Higuchi Satoshi, Otsu Hajime, Masuda Takaaki, Hashimoto Masahiro, Nakano Yusuke, Hosoda Kiyotaka, Hirose Kosuke, Ikehara Tomohiko, Ofuchi Takashi, Tsuda Yasuo, Yonemura Yusuke, Uemura Mamoru, Eguchi Hidetoshi, Doki Yuichiro, Mimori Koshi
Department of Surgery, Kyushu University Beppu Hospital, 4546 Tsurumibaru, Beppu, Oita, 874-0838, Japan.
Department of Gastroenterological Surgery, Graduate School of Medicine, Osaka University, Osaka, Japan.
J Gastroenterol. 2025 May 25. doi: 10.1007/s00535-025-02259-3.
Intracellular calcium (Ca) signaling regulates key cancer processes. Research findings suggest that the SEC61 complex, involved in protein translocation, contributes to calcium leakage from the endoplasmic reticulum. However, the mechanism by which SEC61 Translocon Subunit Gamma (SEC61G), a component of this complex, influences colorectal cancer (CRC) progression remains unclear.

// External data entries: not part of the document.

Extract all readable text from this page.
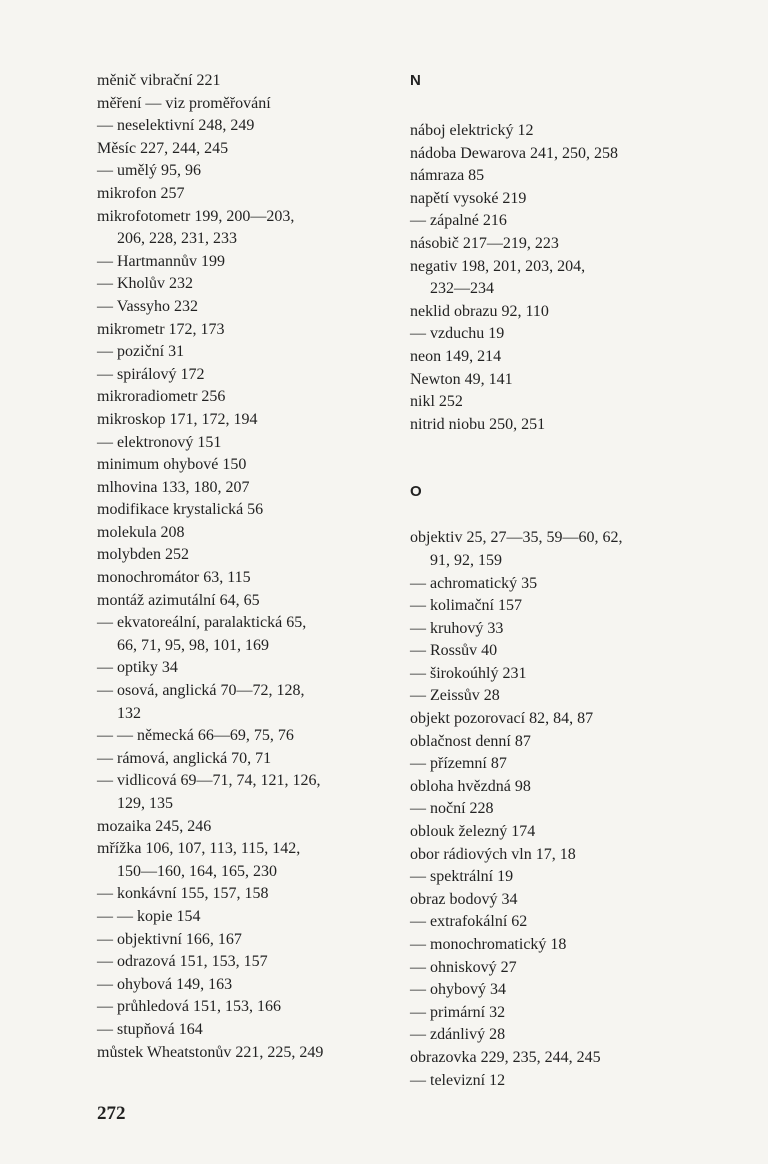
měnič vibrační 221
měření — viz proměřování
— neselektivní 248, 249
Měsíc 227, 244, 245
— umělý 95, 96
mikrofon 257
mikrofotometr 199, 200—203,
206, 228, 231, 233
— Hartmannův 199
— Kholův 232
— Vassyho 232
mikrometr 172, 173
— poziční 31
— spirálový 172
mikroradiometr 256
mikroskop 171, 172, 194
— elektronový 151
minimum ohybové 150
mlhovina 133, 180, 207
modifikace krystalická 56
molekula 208
molybden 252
monochromátor 63, 115
montáž azimutální 64, 65
— ekvatoreální, paralaktická 65,
66, 71, 95, 98, 101, 169
— optiky 34
— osová, anglická 70—72, 128,
132
— — německá 66—69, 75, 76
— rámová, anglická 70, 71
— vidlicová 69—71, 74, 121, 126,
129, 135
mozaika 245, 246
mřížka 106, 107, 113, 115, 142,
150—160, 164, 165, 230
— konkávní 155, 157, 158
— — kopie 154
— objektivní 166, 167
— odrazová 151, 153, 157
— ohybová 149, 163
— průhledová 151, 153, 166
— stupňová 164
můstek Wheatstonův 221, 225, 249
N
náboj elektrický 12
nádoba Dewarova 241, 250, 258
námraza 85
napětí vysoké 219
— zápalné 216
násobič 217—219, 223
negativ 198, 201, 203, 204,
232—234
neklid obrazu 92, 110
— vzduchu 19
neon 149, 214
Newton 49, 141
nikl 252
nitrid niobu 250, 251
O
objektiv 25, 27—35, 59—60, 62,
91, 92, 159
— achromatický 35
— kolimační 157
— kruhový 33
— Rossův 40
— širokoúhlý 231
— Zeissův 28
objekt pozorovací 82, 84, 87
oblačnost denní 87
— přízemní 87
obloha hvězdná 98
— noční 228
oblouk železný 174
obor rádiových vln 17, 18
— spektrální 19
obraz bodový 34
— extrafokální 62
— monochromatický 18
— ohniskový 27
— ohybový 34
— primární 32
— zdánlivý 28
obrazovka 229, 235, 244, 245
— televizní 12
272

Bioinformatics analysis was performed using The Cancer Genome Atlas data sets to identify candidate genes on chromosome 7p, examine their association with DNA copy number amplification. In addition, SEC61G expression in CRC cells and tissues was validated using reverse-transcription quantitative polymerase chain reaction and immunohistochemistry. Moreover, in vitro and in vivo experiments were performed to investigate the effects of SEC61G overexpression and knockdown on CRC cell proliferation. Furthermore, publicly available single-cell RNA sequencing (scRNA-seq) and spatial transcriptome sequencing (ST-seq) data were used to validate the role of SEC61G in CRC.
SEC61G was significantly upregulated in CRC tissues and was correlated with poor prognosis in patients with CRC. SEC61G overexpression enhanced cell proliferation and activated the EGFR pathway, promoting cell cycle progression from the G1 to S phase. In addition, SEC61G overexpression increased cytosolic Ca levels, which activated EGFR signaling via calmodulin. Moreover, analyses of scRNA-seq and ST-seq data confirmed that SEC61G expression was higher in tumor epithelial cells and that it was co-expressed with EGFR pathway-related genes.
SEC61G promotes CRC progression by regulating cytosolic Ca concentration, EGFR activation, and cell cycle progression, highlighting its potential as a prognostic biomarker and therapeutic target in CRC.
细胞内钙(Ca)信号传导调节关键的癌症进程。研究结果表明,参与蛋白质转运的SEC61复合物会导致内质网钙泄漏。然而,该复合物的一个组成部分SEC61转运体亚基γ(SEC61G)影响结直肠癌(CRC)进展的机制仍不清楚。
使用癌症基因组图谱数据集进行生物信息学分析,以鉴定7号染色体上的候选基因,检查它们与DNA拷贝数扩增的关联。此外,使用逆转录定量聚合酶链反应和免疫组织化学验证CRC细胞和组织中SEC61G的表达。此外,进行体外和体内实验以研究SEC61G过表达和敲低对CRC细胞增殖的影响。此外,利用公开可用的单细胞RNA测序(scRNA-seq)和空间转录组测序(ST-seq)数据来验证SEC61G在CRC中的作用。
SEC61G在CRC组织中显著上调,并且与CRC患者的不良预后相关。SEC61G过表达增强细胞增殖并激活EGFR通路,促进细胞周期从G1期进展到S期。此外,SEC61G过表达增加了细胞质Ca水平,其通过钙调蛋白激活EGFR信号传导。此外,scRNA-seq和ST-seq数据分析证实,SEC61G在肿瘤上皮细胞中的表达更高,并且它与EGFR通路相关基因共表达。
SEC61G通过调节细胞质Ca浓度、EGFR激活和细胞周期进程促进CRC进展,突出了其作为CRC预后生物标志物和治疗靶点的潜力。